In this work we consider a specific hybrid robot and analyze its ability to lift weight, in a minimal amount of time. The final aim, though, is to maximize the weight lifting ability of this robot, while satisfying constraints of physical bounds (e. g., maximum allowable motors’ torque, current or power).
It is important to note that the serial part of our robot has four degrees of freedom (4 DOFs), and the parallel part has 3 DOFs. Such a structure may (vaguely) resemble a weightlifting athlete.

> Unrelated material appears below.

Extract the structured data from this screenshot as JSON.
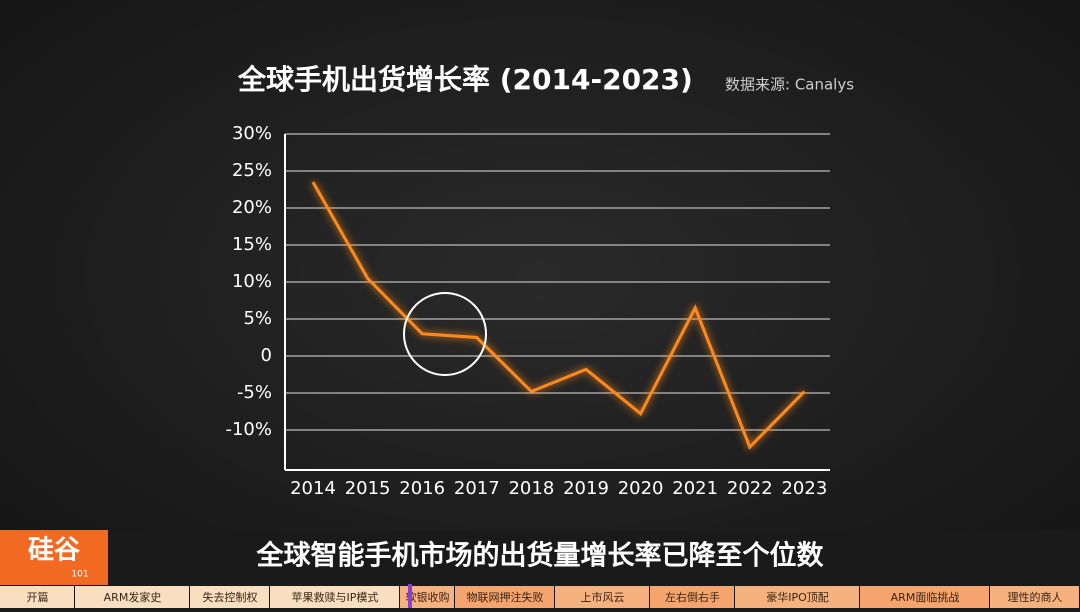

First, we calculated, analytically, the kinematics and dynamics of the serial and parallel parts separately. For the dynamics of the parallel part, we used constrained Lagrange equations. Next, we verified our calculations with two numeric simulations: one based on the equations we formulated, and the other based on MATLAB's “SimMechanics” simulator. Obtaining the same results from two independent methods has proven that the mathematical analysis is correct.
Following the verifications of the kinematics and dynamics for both parts of the hybrid robot, we connected the two parts in the “SimMechanics” simulator, and gained a fully verified simulator of the entire hybrid robot. We then used Matlab’s constrained optimization function, Fmincon, to find the optimal path in which a weight can be lifted in minimum time while satisfying physical constraints on the motors’ power, while avoiding configurations of kinematic singularity.
Finally, in order to evaluate the contribution of the parallel base, we compared the obtained solution to the solution of the same problem in which only the serial part is participating. The results of this comparison showed that the hybrid robot has 9.57% better performances than the serial robot, and the best performance in both cases was obtained from paths which were similar to those applied by weightlifters, when they use one arm to lift the weights.